C'est une protection corporelle, généralement renforcée aux épaules, qui n'empêche pas la
fluidité des mouvements. Un atout de poids dans un combat, donc, qui nous offre un avantage non
négligeable face à un autre guerrier qui n'en aurait pas. Cependant cette cotte de mailles
serait le privilège d'une élite martiale ou économique. Et on peu très bien comprendre
pourquoi. La complexité de la réalisation d'un tel équipement nécessite forcément un coût élevé. On
pourrait en effet penser que l'assemblage long et fastidieux de la cotte de maille justifie le
coût d'une telle fabrication, mais ça serait vite oublier l'activité chronophage de la réalisation
du fil. Cette cotte de mailles se porte sur un « submarmalis », une sorte de broigne ou de gambison
en cuir souple, en peau, en feutre ou en tissu. Différentes sources à notre disposition permettent
même de supposer qu'il y avait des cuirasses organiques, c'est-à-dire à base de matières qui
périment. Ce qu'il faut bien comprendre, c'est que le cinéma et certaines reconstitutions fantasmées
nous ont habitués à imaginer la cuirasse comme une protection de cuir d'un seul tenant,
d'un seul bloc. Pour le coup, on ne peut pas exclure qu'il y en ait eu, mais l'archéologie
n'a pas encore permis d'en révéler à ce jour dans le contexte du Second âge du Fer. Cette cuirasse,
il faut l'envisager différemment. Plus vraisemblablement, il s'agirait de protections
corporelles faites de couches superposées de tissus de lin encollées. Ces protections sont
particulièrement résistantes et constituent de véritables ancêtres du gilet par balle. Un
bon moyen de se protéger pour se faire péter la panse avant et après le combat, et pas pendant.
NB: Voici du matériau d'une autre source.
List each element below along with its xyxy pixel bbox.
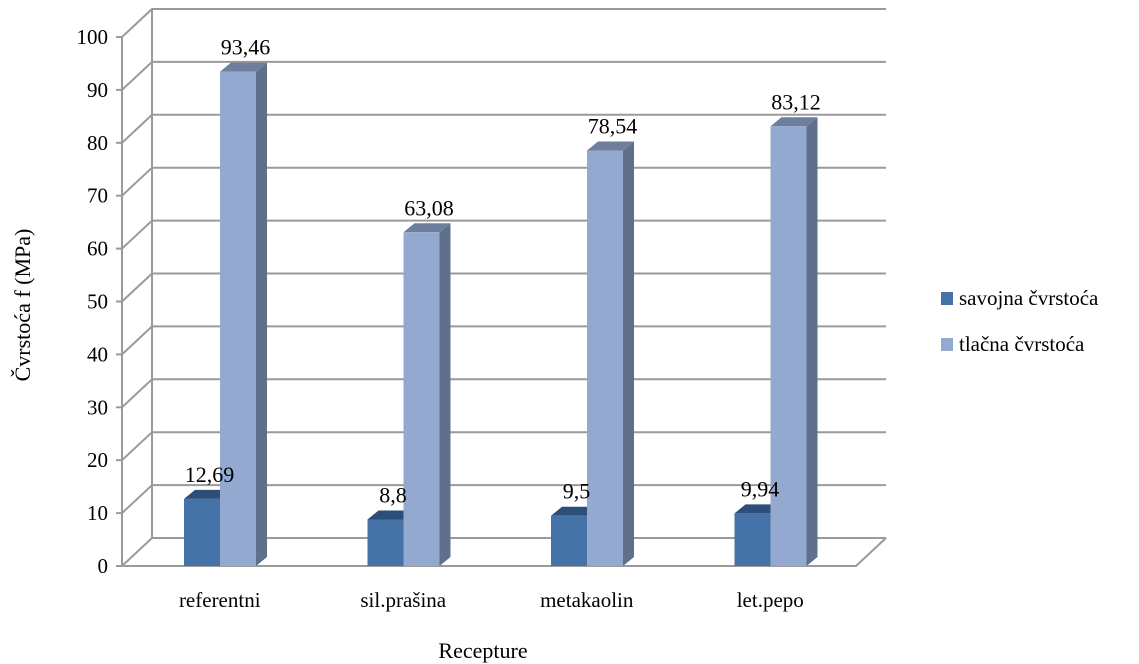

Pour la tête, le guerrier est parfois, ça dépend des périodes et des secteurs géographiques,
protégé par un casque dont la forme varie. Certains types de casques gaulois ont inspiré
des casques romains. Le principe est généralement celui d'une calotte métallique en fer ou en bronze
avec bouton rapporté. Les joues sont souvent protégées de « paragnathides », c'est-à-dire
de couvre-joues protégeant la mâchoire. Un couvre-nuque se situe à l'arrière de la calotte,
pour protéger, comme son nom l'indique, le crâne et la nuque. Pour la protection des membres,
c'est autre chose. Ce que l'ont sait du monde celtique révèle quelques rarissimes
exemplaires de protection des membres inférieurs comme des jambières. Clairement,
ça n'est pas la norme. De même, rien ne permet vraiment d'argumenter en faveur de brassards
ou autres canons d'avant-bras organiques, en tout cas sur le plan archéologique. Les vêtements, tel
que ceux que l'on peut voir sur nos deux compères, viennent sans doute jouer une partie de ce rôle.